There are very few women who come to “the big city” that don’t end up feeling like Mirabelle Buttersfield. As Ray Porter (Steve Martin) narrates, “She keeps working to make connections, but the pile of near misses is starting to overwhelm her. What Mirabelle needs is an omniscient voice to illuminate and spotlight her and to inform everyone that this one has value.” That omniscient voice is in no way Jeremy Kraft (Jason Schwartzman), nor does he in any way spotlight her and inform everyone that she has value.

As one of the first “promising” suitors Mirabelle meets after her stint in L.A. (which is, these days, just a satellite version of Williamsburg or vice versa), Jeremy makes his presence known to her in the laundromat after awkwardly announcing, “Hey! I mean, hello.” His insertion into her life is just as abrupt as his departure, with the opportunity to tour with a band based on his graphic design job for an amp company taking precedence over getting to know Mirabelle.
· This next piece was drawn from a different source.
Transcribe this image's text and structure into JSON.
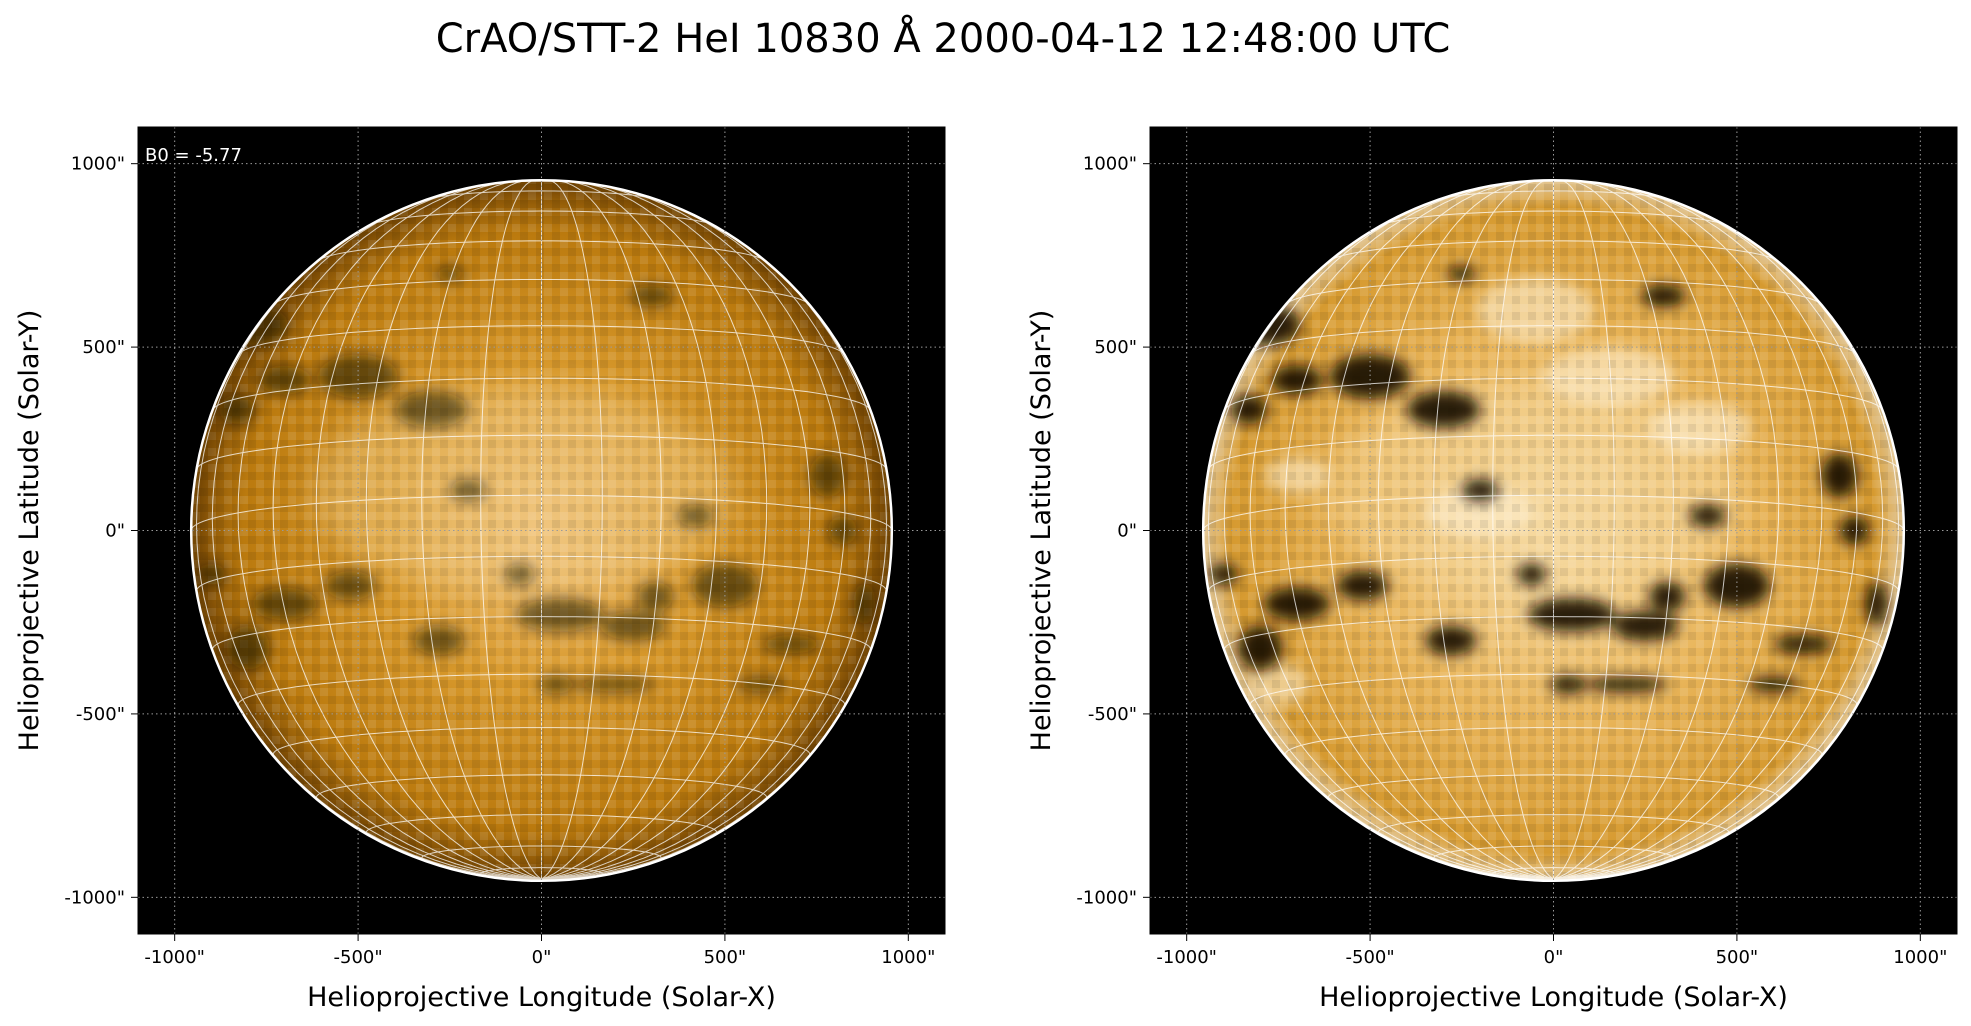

But even before this slight, it is his oblivion to the inherent tenets of human decency that results in the utter debasement of Mirabelle.

Like most women, however, she is willing to give him a chance based on the desperation caused by the ratio alone, asking cautiously, “Are you the kind of person that takes time to get to know, and then once you get to know them…they’re fabulous?” Jeremy, of course, assures her that he’s just that, even though the sole reason he initially decided to talk to her was to ask for change. But since he already struck up a conversation, he figures, well, “Might as well ask her out. She’s not a total troll.”

The date Jeremy “takes” her on is every girl’s worst fears realized as he makes her pay for the entire dinner and then, when given the privilege of coming back to her apartment, doesn’t even have the gentlemanliness to carry a condom in his wallet and instead inquires, “Do you have a baggy?” When Mirabelle asks what for, he casually replies, “If you had, like, a jiffy baggy…well, I could, I could, like, use it, you know.” In short, she is regarded as a second-rate orifice akin to leftover food rather than the elegant and delicate flower that she is. Even if Ray, her equally as inadequate older suitor, made her sob uncontrollably at times, at least he was a master in the art of gallant behavior–something that’s become more submerged in obscurity than Atlantis.